The civicrm-upgrade-test suite provides a set of sample databases which can be used for testing upgrade-logic.
To facilitate testing of many databases, the current script uses the command-line based upgrade system (drush) and never uses the web-based UI (civicrm/upgrade). Therefore, it is appropriate for testing the database manipulations. It does not currently test for:
- Issues in the upgrader web UI (such as browser compatibility)
- Issues with different CMS's (Joomla, WordPress, Drupal 6)
- Issues in the civicrm.settings.php
- Issues with setup or compatibility of PHP, MySQL, etc
- Have a Unix-like environment (bash)
- Install Drupal 7, CiviCRM, and Drush
- Use separate databases for Drupal and CiviCRM
- Configure the username/password for a MySQL administrator in ~/.my.cnf
## Checkout the repo
cd $HOME
git clone git://github.com/civicrm/civicrm-upgrade-test.git
## Create and edit a settings file
cd civicrm-upgrade-test
cp civicrm-upgrade-test.settings.txt civicrm-upgrade-test.settings
vi civicrm-upgrade-test.settings
## Note: The file will include comments on the configuration options
## Run the script with a single database
bash civicrm-upgrade-test databases/4.2.0-setupsh.sql.bz2
## Run the script with all databases
bash civicrm-upgrade-test databases/*.sql.bz2
## Run the script with any databases based on CiviCRM 4.0.x or 4.1.x
bash civicrm-upgrade-test databases/{4.0,4.1}*.sql.bz2
After executing any of the above commands, output will be written to the civicrm-upgrade-test/output directory. Examine these files to identify errors.

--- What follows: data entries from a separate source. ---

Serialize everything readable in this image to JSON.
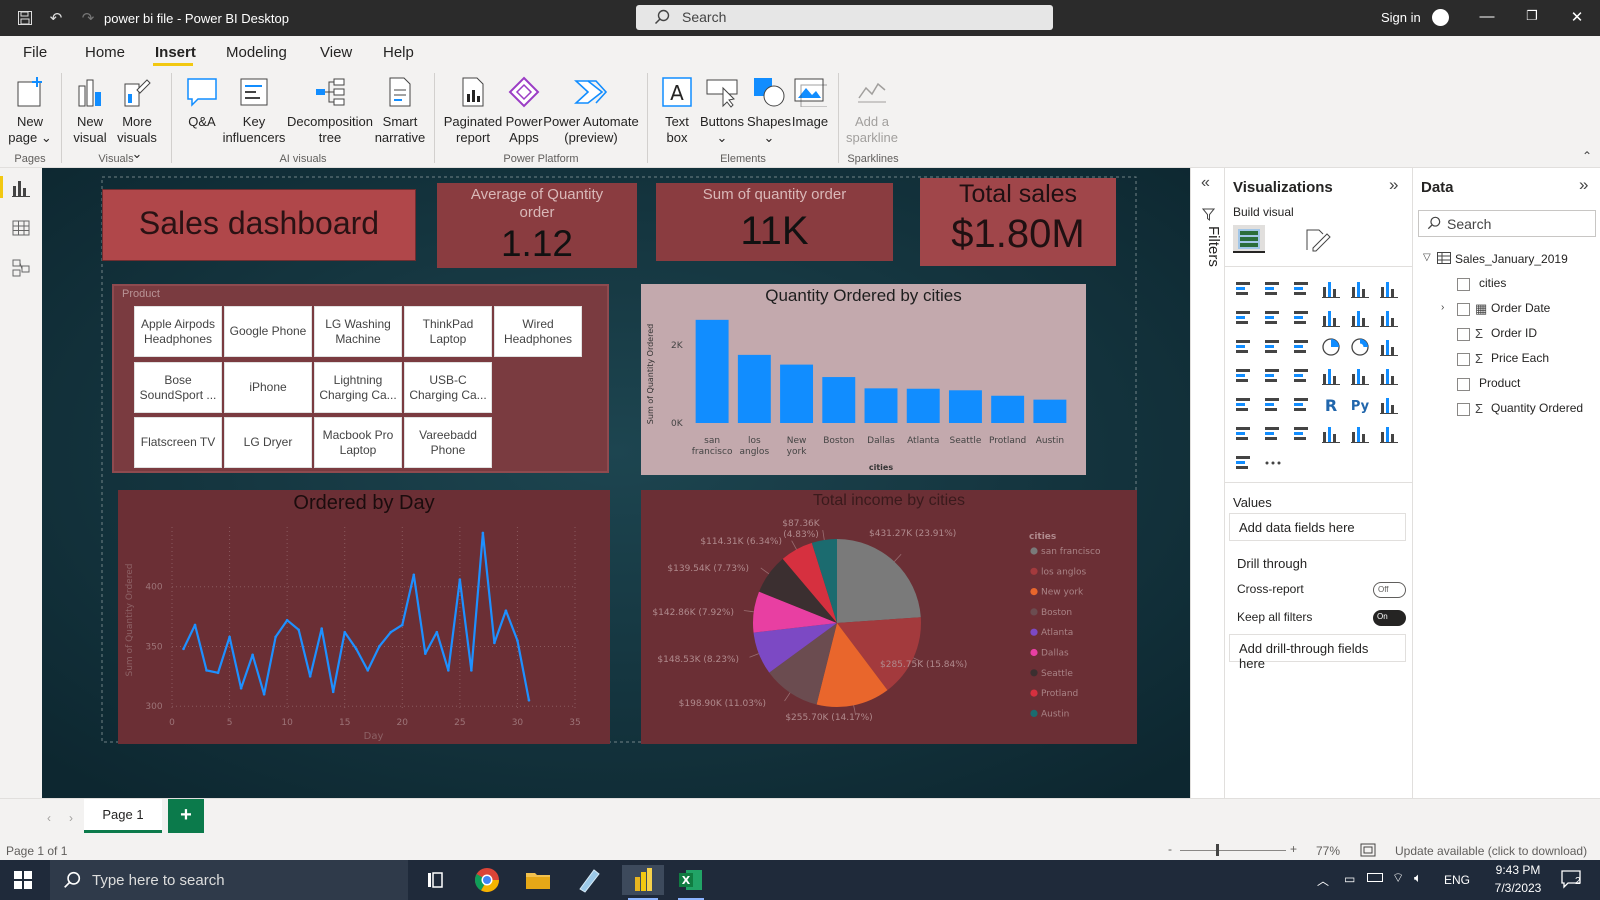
{
  "titlebar": {
    "title": "power bi file - Power BI Desktop",
    "search_placeholder": "Search",
    "signin": "Sign in"
  },
  "menu": [
    "File",
    "Home",
    "Insert",
    "Modeling",
    "View",
    "Help"
  ],
  "ribbon": {
    "buttons": [
      {
        "label1": "New",
        "label2": "page ⌄"
      },
      {
        "label1": "New",
        "label2": "visual"
      },
      {
        "label1": "More",
        "label2": "visuals ⌄"
      },
      {
        "label1": "Q&A",
        "label2": ""
      },
      {
        "label1": "Key",
        "label2": "influencers"
      },
      {
        "label1": "Decomposition",
        "label2": "tree"
      },
      {
        "label1": "Smart",
        "label2": "narrative"
      },
      {
        "label1": "Paginated",
        "label2": "report"
      },
      {
        "label1": "Power",
        "label2": "Apps"
      },
      {
        "label1": "Power Automate",
        "label2": "(preview)"
      },
      {
        "label1": "Text",
        "label2": "box"
      },
      {
        "label1": "Buttons",
        "label2": "⌄"
      },
      {
        "label1": "Shapes",
        "label2": "⌄"
      },
      {
        "label1": "Image",
        "label2": ""
      },
      {
        "label1": "Add a",
        "label2": "sparkline"
      }
    ],
    "groups": [
      "Pages",
      "Visuals",
      "AI visuals",
      "Power Platform",
      "Elements",
      "Sparklines"
    ]
  },
  "dashboard": {
    "title": "Sales dashboard",
    "cards": [
      {
        "label": "Average of Quantity order",
        "value": "1.12"
      },
      {
        "label": "Sum of quantity order",
        "value": "11K"
      },
      {
        "label": "Total sales",
        "value": "$1.80M"
      }
    ],
    "slicer": {
      "title": "Product",
      "items": [
        "Apple Airpods Headphones",
        "Google Phone",
        "LG Washing Machine",
        "ThinkPad Laptop",
        "Wired Headphones",
        "Bose SoundSport ...",
        "iPhone",
        "Lightning Charging Ca...",
        "USB-C Charging Ca...",
        "Flatscreen TV",
        "LG Dryer",
        "Macbook Pro Laptop",
        "Vareebadd Phone"
      ]
    }
  },
  "chart_data": [
    {
      "type": "bar",
      "title": "Quantity Ordered by cities",
      "xlabel": "cities",
      "ylabel": "Sum of Quantity Ordered",
      "categories": [
        "san francisco",
        "los anglos",
        "New york",
        "Boston",
        "Dallas",
        "Atlanta",
        "Seattle",
        "Protland",
        "Austin"
      ],
      "values": [
        2650,
        1750,
        1500,
        1180,
        890,
        880,
        840,
        700,
        600
      ],
      "ylim": [
        0,
        2800
      ],
      "yticks": [
        0,
        2000
      ],
      "ytick_labels": [
        "0K",
        "2K"
      ],
      "color": "#118dff"
    },
    {
      "type": "line",
      "title": "Ordered by Day",
      "xlabel": "Day",
      "ylabel": "Sum of Quantity Ordered",
      "x": [
        1,
        2,
        3,
        4,
        5,
        6,
        7,
        8,
        9,
        10,
        11,
        12,
        13,
        14,
        15,
        16,
        17,
        18,
        19,
        20,
        21,
        22,
        23,
        24,
        25,
        26,
        27,
        28,
        29,
        30,
        31
      ],
      "y": [
        348,
        368,
        330,
        328,
        358,
        315,
        343,
        310,
        358,
        372,
        364,
        325,
        365,
        312,
        362,
        348,
        330,
        350,
        362,
        368,
        410,
        344,
        362,
        330,
        406,
        330,
        445,
        353,
        380,
        355,
        305
      ],
      "xlim": [
        0,
        35
      ],
      "ylim": [
        296,
        450
      ],
      "xticks": [
        0,
        5,
        10,
        15,
        20,
        25,
        30,
        35
      ],
      "yticks": [
        300,
        350,
        400
      ],
      "color": "#1e90ff"
    },
    {
      "type": "pie",
      "title": "Total income by cities",
      "legend_title": "cities",
      "legend_position": "right",
      "slices": [
        {
          "name": "san francisco",
          "value": 431.27,
          "label": "$431.27K (23.91%)",
          "color": "#7a7a7a"
        },
        {
          "name": "los anglos",
          "value": 285.75,
          "label": "$285.75K (15.84%)",
          "color": "#a33a3d"
        },
        {
          "name": "New york",
          "value": 255.7,
          "label": "$255.70K (14.17%)",
          "color": "#e9662c"
        },
        {
          "name": "Boston",
          "value": 198.9,
          "label": "$198.90K (11.03%)",
          "color": "#6b4c50"
        },
        {
          "name": "Atlanta",
          "value": 148.53,
          "label": "$148.53K (8.23%)",
          "color": "#7c49c4"
        },
        {
          "name": "Dallas",
          "value": 142.86,
          "label": "$142.86K (7.92%)",
          "color": "#e83fa2"
        },
        {
          "name": "Seattle",
          "value": 139.54,
          "label": "$139.54K (7.73%)",
          "color": "#3b2f30"
        },
        {
          "name": "Protland",
          "value": 114.31,
          "label": "$114.31K (6.34%)",
          "color": "#d6303f"
        },
        {
          "name": "Austin",
          "value": 87.36,
          "label": "$87.36K (4.83%)",
          "color": "#1b6b6f"
        }
      ]
    }
  ],
  "visualizations": {
    "title": "Visualizations",
    "build": "Build visual",
    "values_label": "Values",
    "values_placeholder": "Add data fields here",
    "drill": "Drill through",
    "cross": "Cross-report",
    "cross_state": "Off",
    "keep": "Keep all filters",
    "keep_state": "On",
    "drill_placeholder": "Add drill-through fields here"
  },
  "filters_label": "Filters",
  "data": {
    "title": "Data",
    "search_placeholder": "Search",
    "table": "Sales_January_2019",
    "fields": [
      "cities",
      "Order Date",
      "Order ID",
      "Price Each",
      "Product",
      "Quantity Ordered"
    ]
  },
  "pages": {
    "page1": "Page 1",
    "add": "+"
  },
  "status": {
    "page": "Page 1 of 1",
    "zoom": "77%",
    "update": "Update available (click to download)"
  },
  "taskbar": {
    "search": "Type here to search",
    "time": "9:43 PM",
    "date": "7/3/2023",
    "lang": "ENG",
    "notif": "2"
  }
}
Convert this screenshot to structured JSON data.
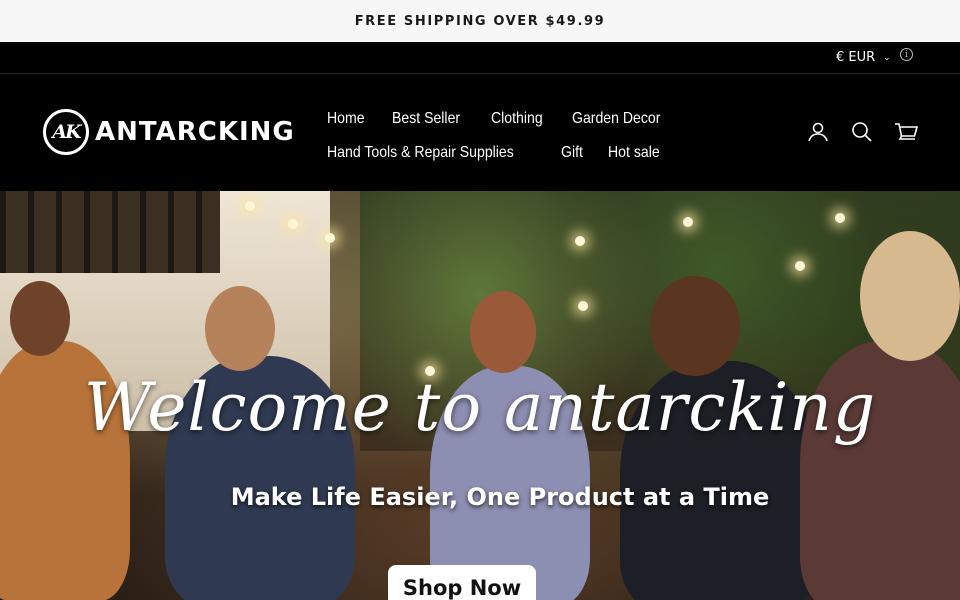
{
  "announcement": {
    "text": "FREE SHIPPING OVER $49.99"
  },
  "utility": {
    "currency": "€ EUR"
  },
  "header": {
    "logo_mark": "AK",
    "logo_text": "ANTARCKING",
    "nav": [
      [
        "Home",
        "Best Seller",
        "Clothing",
        "Garden Decor"
      ],
      [
        "Hand Tools & Repair Supplies",
        "Gift",
        "Hot sale"
      ]
    ],
    "icons": [
      "user-icon",
      "search-icon",
      "cart-icon"
    ]
  },
  "hero": {
    "title": "Welcome to antarcking",
    "subtitle": "Make Life Easier, One Product at a Time",
    "button_label": "Shop Now"
  }
}
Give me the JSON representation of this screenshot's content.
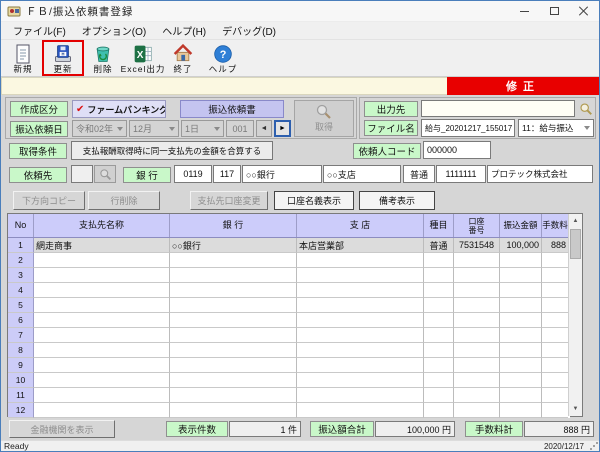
{
  "window": {
    "title": "ＦＢ/振込依頼書登録"
  },
  "menu": {
    "items": [
      "ファイル(F)",
      "オプション(O)",
      "ヘルプ(H)",
      "デバッグ(D)"
    ]
  },
  "toolbar": {
    "buttons": [
      {
        "label": "新規",
        "icon": "new-document-icon"
      },
      {
        "label": "更新",
        "icon": "save-update-icon",
        "highlighted": true
      },
      {
        "label": "削除",
        "icon": "recycle-bin-icon"
      },
      {
        "label": "Excel出力",
        "icon": "excel-icon"
      },
      {
        "label": "終了",
        "icon": "exit-house-icon"
      },
      {
        "label": "ヘルプ",
        "icon": "help-icon"
      }
    ]
  },
  "mode": {
    "label": "修正",
    "color": "#e80000"
  },
  "form": {
    "creation": {
      "label": "作成区分",
      "check_icon": "✔",
      "check_label": "ファームバンキング",
      "doc_button": "振込依頼書"
    },
    "request_date": {
      "label": "振込依頼日",
      "year": "令和02年",
      "month": "12月",
      "day": "1日",
      "seq": "001",
      "prev_icon": "◄",
      "next_icon": "►"
    },
    "get_button": {
      "label": "取得"
    },
    "output": {
      "label": "出力先",
      "value": ""
    },
    "file": {
      "label": "ファイル名",
      "value": "給与_20201217_155017",
      "type_select": "11：給与振込"
    },
    "condition": {
      "label": "取得条件",
      "button": "支払報酬取得時に同一支払先の金額を合算する"
    },
    "client_code": {
      "label": "依頼人コード",
      "value": "000000"
    },
    "requester": {
      "label": "依頼先",
      "lookup_value": "",
      "bank_label": "銀 行",
      "bank_code": "0119",
      "branch_code": "117",
      "bank_name": "○○銀行",
      "branch_name": "○○支店",
      "account_type": "普通",
      "account_number": "1111111",
      "company": "プロテック株式会社"
    }
  },
  "actions": {
    "buttons": [
      {
        "label": "下方向コピー",
        "enabled": false
      },
      {
        "label": "行削除",
        "enabled": false
      },
      {
        "label": "支払先口座変更",
        "enabled": false
      },
      {
        "label": "口座名義表示",
        "enabled": true
      },
      {
        "label": "備考表示",
        "enabled": true
      }
    ]
  },
  "table": {
    "headers": [
      "No",
      "支払先名称",
      "銀 行",
      "支 店",
      "種目",
      "口座\n番号",
      "振込金額",
      "手数料"
    ],
    "scroll_up_icon": "▲",
    "scroll_down_icon": "▼",
    "rows": [
      {
        "no": "1",
        "name": "網走商事",
        "bank": "○○銀行",
        "branch": "本店営業部",
        "type": "普通",
        "account": "7531548",
        "amount": "100,000",
        "fee": "888",
        "selected": true
      },
      {
        "no": "2",
        "name": "",
        "bank": "",
        "branch": "",
        "type": "",
        "account": "",
        "amount": "",
        "fee": "",
        "selected": false
      },
      {
        "no": "3",
        "name": "",
        "bank": "",
        "branch": "",
        "type": "",
        "account": "",
        "amount": "",
        "fee": "",
        "selected": false
      },
      {
        "no": "4",
        "name": "",
        "bank": "",
        "branch": "",
        "type": "",
        "account": "",
        "amount": "",
        "fee": "",
        "selected": false
      },
      {
        "no": "5",
        "name": "",
        "bank": "",
        "branch": "",
        "type": "",
        "account": "",
        "amount": "",
        "fee": "",
        "selected": false
      },
      {
        "no": "6",
        "name": "",
        "bank": "",
        "branch": "",
        "type": "",
        "account": "",
        "amount": "",
        "fee": "",
        "selected": false
      },
      {
        "no": "7",
        "name": "",
        "bank": "",
        "branch": "",
        "type": "",
        "account": "",
        "amount": "",
        "fee": "",
        "selected": false
      },
      {
        "no": "8",
        "name": "",
        "bank": "",
        "branch": "",
        "type": "",
        "account": "",
        "amount": "",
        "fee": "",
        "selected": false
      },
      {
        "no": "9",
        "name": "",
        "bank": "",
        "branch": "",
        "type": "",
        "account": "",
        "amount": "",
        "fee": "",
        "selected": false
      },
      {
        "no": "10",
        "name": "",
        "bank": "",
        "branch": "",
        "type": "",
        "account": "",
        "amount": "",
        "fee": "",
        "selected": false
      },
      {
        "no": "11",
        "name": "",
        "bank": "",
        "branch": "",
        "type": "",
        "account": "",
        "amount": "",
        "fee": "",
        "selected": false
      },
      {
        "no": "12",
        "name": "",
        "bank": "",
        "branch": "",
        "type": "",
        "account": "",
        "amount": "",
        "fee": "",
        "selected": false
      }
    ]
  },
  "summary": {
    "bank_button": "金融機関を表示",
    "count_label": "表示件数",
    "count_value": "1 件",
    "total_label": "振込額合計",
    "total_value": "100,000 円",
    "fee_label": "手数料計",
    "fee_value": "888 円"
  },
  "statusbar": {
    "left": "Ready",
    "right": "2020/12/17"
  }
}
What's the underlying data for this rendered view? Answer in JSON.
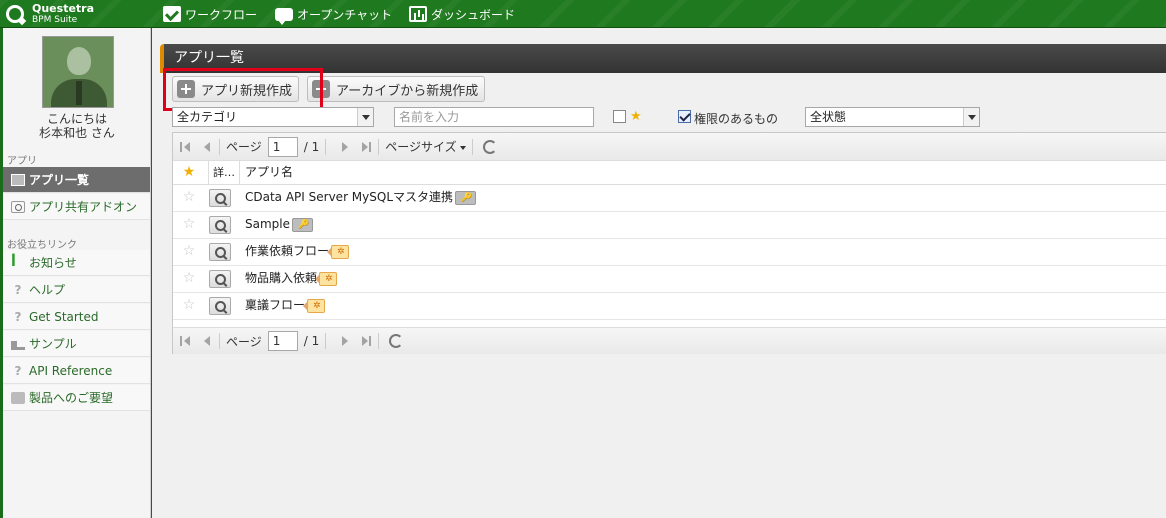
{
  "header": {
    "logo_line1": "Questetra",
    "logo_line2": "BPM Suite",
    "nav": [
      {
        "label": "ワークフロー",
        "icon": "workflow-check-icon"
      },
      {
        "label": "オープンチャット",
        "icon": "chat-bubble-icon"
      },
      {
        "label": "ダッシュボード",
        "icon": "dashboard-icon"
      }
    ]
  },
  "sidebar": {
    "greeting1": "こんにちは",
    "greeting2": "杉本和也 さん",
    "section_app": "アプリ",
    "app_items": [
      {
        "label": "アプリ一覧",
        "icon": "app-list-icon"
      },
      {
        "label": "アプリ共有アドオン",
        "icon": "addon-icon"
      }
    ],
    "section_links": "お役立ちリンク",
    "link_items": [
      {
        "label": "お知らせ",
        "icon": "news-icon"
      },
      {
        "label": "ヘルプ",
        "icon": "help-icon"
      },
      {
        "label": "Get Started",
        "icon": "help-icon"
      },
      {
        "label": "サンプル",
        "icon": "sample-icon"
      },
      {
        "label": "API Reference",
        "icon": "help-icon"
      },
      {
        "label": "製品へのご要望",
        "icon": "feedback-icon"
      }
    ]
  },
  "main": {
    "title": "アプリ一覧",
    "new_app_label": "アプリ新規作成",
    "archive_label": "アーカイブから新規作成",
    "filters": {
      "category_value": "全カテゴリ",
      "name_placeholder": "名前を入力",
      "permission_label": "権限のあるもの",
      "status_value": "全状態"
    },
    "pager": {
      "page_label": "ページ",
      "page_value": "1",
      "total": "/ 1",
      "page_size_label": "ページサイズ"
    },
    "columns": {
      "detail": "詳…",
      "name": "アプリ名"
    },
    "rows": [
      {
        "name": "CData API Server MySQLマスタ連携",
        "tag": "🔑",
        "tag_style": "gray"
      },
      {
        "name": "Sample",
        "tag": "🔑",
        "tag_style": "gray"
      },
      {
        "name": "作業依頼フロー",
        "tag": "✲",
        "tag_style": "orange"
      },
      {
        "name": "物品購入依頼",
        "tag": "✲",
        "tag_style": "orange"
      },
      {
        "name": "稟議フロー",
        "tag": "✲",
        "tag_style": "orange"
      }
    ]
  }
}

To create a new test-case, one can take any CiviCRM database and dump it to a file -- as long as the CiviCRM database is separate from the Drupal database. By convention, any sharable databases should be stored in the "databases" directory and should be prefixed with a CiviCRM version number. For example:
mysqldump my_civi_db | bzip2 > databases/4.2.3-my_civi_db.sql.bz2
This is not strictly required. If you want to create private test-cases, you can store them anywhere and follow your own naming convention.